What do you need to make Barley Upma?
1 cup barley
2&1/4 cup water
1/2 cup cooked garbanzo
1 cup fresh kale
1.5 Tsp oil
1 Tsp mustard
2-3 green chilies
1 inch piece ginger
3-4 curry leaves
2 shallots/3 Tblps chopped red onion
1 Tsp salt (adjust to taste)
1/8 Tsp turmeric powder

How do make Barley Upma?
  • Soak Barley in 4 cups of water overnight.
  • Scrub and rinse barley in the morning, drain the water a couple of times to remove any impurities.
  • Bring 2&1/4 cup water to boil along with a pinch of salt. 
  • When the water starts to boil, add barley and let it come to a boil, keep stirring at this point.

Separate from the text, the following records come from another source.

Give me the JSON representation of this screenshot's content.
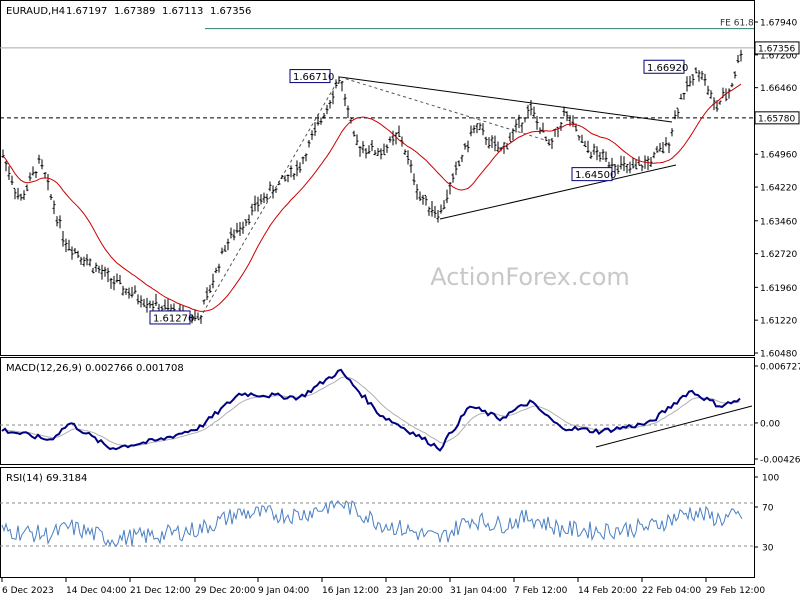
{
  "chart_data": [
    {
      "type": "candlestick",
      "title": "EURAUD,H4",
      "ohlc_header": [
        "1.67197",
        "1.67389",
        "1.67113",
        "1.67356"
      ],
      "yticks": [
        "1.67940",
        "1.67200",
        "1.66460",
        "1.65720",
        "1.64960",
        "1.64220",
        "1.63460",
        "1.62720",
        "1.61960",
        "1.61220",
        "1.60480"
      ],
      "ylim": [
        1.6048,
        1.6794
      ],
      "xticks": [
        "6 Dec 2023",
        "14 Dec 04:00",
        "21 Dec 12:00",
        "29 Dec 20:00",
        "9 Jan 04:00",
        "16 Jan 12:00",
        "23 Jan 20:00",
        "31 Jan 04:00",
        "7 Feb 12:00",
        "14 Feb 20:00",
        "22 Feb 04:00",
        "29 Feb 12:00"
      ],
      "last_price": "1.67356",
      "hline_price": "1.65780",
      "fib_label": "FE 61.8",
      "fib_price": 1.6779,
      "watermark": "ActionForex.com",
      "price_labels": [
        {
          "text": "1.66710",
          "price": 1.6671
        },
        {
          "text": "1.61270",
          "price": 1.6127
        },
        {
          "text": "1.64500",
          "price": 1.645
        },
        {
          "text": "1.66920",
          "price": 1.6692
        }
      ],
      "colors": {
        "price": "#000000",
        "ma": "#cc0000",
        "macd": "#000080",
        "signal": "#b0b0b0",
        "rsi": "#4a7fc1",
        "label_border": "#000080"
      }
    },
    {
      "type": "line",
      "title": "MACD(12,26,9) 0.002766 0.001708",
      "yticks": [
        "0.006727",
        "0.00",
        "-0.00426"
      ],
      "ylim": [
        -0.00426,
        0.006727
      ]
    },
    {
      "type": "line",
      "title": "RSI(14) 69.3184",
      "yticks": [
        "100",
        "70",
        "30",
        "0"
      ],
      "ylim": [
        0,
        100
      ]
    }
  ]
}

  • Once the bubbles start again, cover and bring the heat to low and cook or 20-25 minutes until water is absorbed and barley is cooked.
  • Switch off and keep it covered for 10 minutes.
  • In another pan, heat oil and add mustard. When mustard seeds pop, add chopped green chilies, ginger and curry leaves and saute for a minute.
  • Add chopped shallots/onion, followed by remaining salt, turmeric powder and saute until onion turns limp.
  • Add chopped kale leaves and continue to saute until they wilt about 2-3 minutes.
  • Add the cooked chick peas, cooked barley and give a good mix.
  • Do a taste test, add lemon juice if you like, serve hot.
Notes:
  • Cooked barley is a little chewy (similar to brown rice texture).
  • Soaking barley reduces the cooking time drastically, you can otherwise cook barley in pressure cooker.
  • Adding salt to the boiling water helps barley absorb some salt and brings out its taste better.
Variations:
  • Add other cooked vegetables (beans, carrots, peas etc) to enrich this dish.
  • Sprouts & cooked beans make a healthy addition too.